Did you see me as the 11-year-old girl at her first Weight Watcher meeting, desperately trying to learn how to control her eating habits so she could escape the bullying she endured at school? Did you see me as the high school girl who starved herself for entire days and took Advil to cure her hunger headaches? Did you see me as the 22-year-old girl whose boyfriend told her not to wear certain outfits because she looked too fat and was embarrassing him? (She spent 5 years in therapy recovering from that emotionally abusive relationship, by the way). Did you see me as the girl who called out sick from work because her eyes were so puffy from crying after trying on clothes for 2 hours?
No. You saw the girl standing in your way, as you flew through a stop sign. You saw me with disgust, and felt the need to insult me and hurt me, because you are disgusted with yourself. You are angry, and you are pathetic. And your words brought me to tears.
I sobbed in the street (after I called you a bald motherfucking loser, because, #Brooklyn). I sobbed because as confident as I feel in my own skin, salt still stings an open wound.
And I am one of the strong ones.
I can only imagine the other women you have treated this way – especially the ones who are close to you. My heart goes out to them.

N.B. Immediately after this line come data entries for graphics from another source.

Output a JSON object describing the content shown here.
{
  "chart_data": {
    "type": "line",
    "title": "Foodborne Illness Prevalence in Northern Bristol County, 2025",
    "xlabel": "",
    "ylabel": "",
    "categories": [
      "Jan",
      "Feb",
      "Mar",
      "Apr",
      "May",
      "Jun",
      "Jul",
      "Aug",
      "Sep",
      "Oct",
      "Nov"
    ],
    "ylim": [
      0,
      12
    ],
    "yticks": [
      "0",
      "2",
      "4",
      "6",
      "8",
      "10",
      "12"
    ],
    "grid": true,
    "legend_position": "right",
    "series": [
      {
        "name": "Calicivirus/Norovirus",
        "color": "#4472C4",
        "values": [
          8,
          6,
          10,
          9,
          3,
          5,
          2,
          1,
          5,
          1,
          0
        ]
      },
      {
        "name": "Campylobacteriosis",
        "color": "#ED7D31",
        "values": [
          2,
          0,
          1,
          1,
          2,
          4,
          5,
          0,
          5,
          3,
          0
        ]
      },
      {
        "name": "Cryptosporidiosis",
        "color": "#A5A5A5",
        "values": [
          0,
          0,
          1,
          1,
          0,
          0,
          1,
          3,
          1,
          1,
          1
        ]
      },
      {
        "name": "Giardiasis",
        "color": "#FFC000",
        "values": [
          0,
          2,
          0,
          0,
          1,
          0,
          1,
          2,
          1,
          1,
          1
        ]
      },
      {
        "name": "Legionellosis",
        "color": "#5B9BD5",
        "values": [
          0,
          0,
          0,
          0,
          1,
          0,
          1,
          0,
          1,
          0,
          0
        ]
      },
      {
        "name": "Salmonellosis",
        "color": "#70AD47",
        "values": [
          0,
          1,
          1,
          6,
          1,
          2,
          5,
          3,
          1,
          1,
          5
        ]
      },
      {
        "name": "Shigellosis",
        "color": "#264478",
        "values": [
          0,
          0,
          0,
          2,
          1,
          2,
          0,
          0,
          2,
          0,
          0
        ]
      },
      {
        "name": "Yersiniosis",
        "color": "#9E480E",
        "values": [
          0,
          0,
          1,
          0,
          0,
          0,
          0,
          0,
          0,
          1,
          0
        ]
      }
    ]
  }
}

Women develop eating disorders because of people like you. They remain tortured physically and psychologically because of people like you. Girls die because of people like you.
Wake up, and realize that hurting another person will never cure the hurt in your own heart. Wake up, and take responsibility for your actions. Because not everyone is as strong as I am.
And this man isn’t alone. Our culture has a serious obsession with women’s bodies. And people feel they can hurl insults and comment freely on the topic. It’s sickening, and it needs to stop.
Here’s what I did immediately following this incident: cried my eyes out some more. Because I don’t believe in hiding your feelings, ever. Ice rolled my face (seriously takes the puffiness RIGHT out). Honestly? What I really wanted to do was cancel my SoulCycle class and pour a big fat glass of wine. But I didn’t. I took a shower. Made some coffee. Showed myself some serious compassion – thought about how hard I work at being healthy. And realized that is ENOUGH. Then went to Ashley Graham’s Instagram and watched her latest video with Glamour magazine about insecurity (seriously – go watch it, it will help you feel less alone). I thought about all the strong, beautiful, confident, curvy women that rock what they’ve got. I thought about what they’d say to me. And then I thought about what I’d say to you. And I’d tell you that you’re stronger than some angry man in the street. You’re more powerful than someone else’s dysfunction. And you’re so much more beautiful, bright, and wonderful than you give yourself credit for.
And you’ve got work to do, so let this shit go and move on.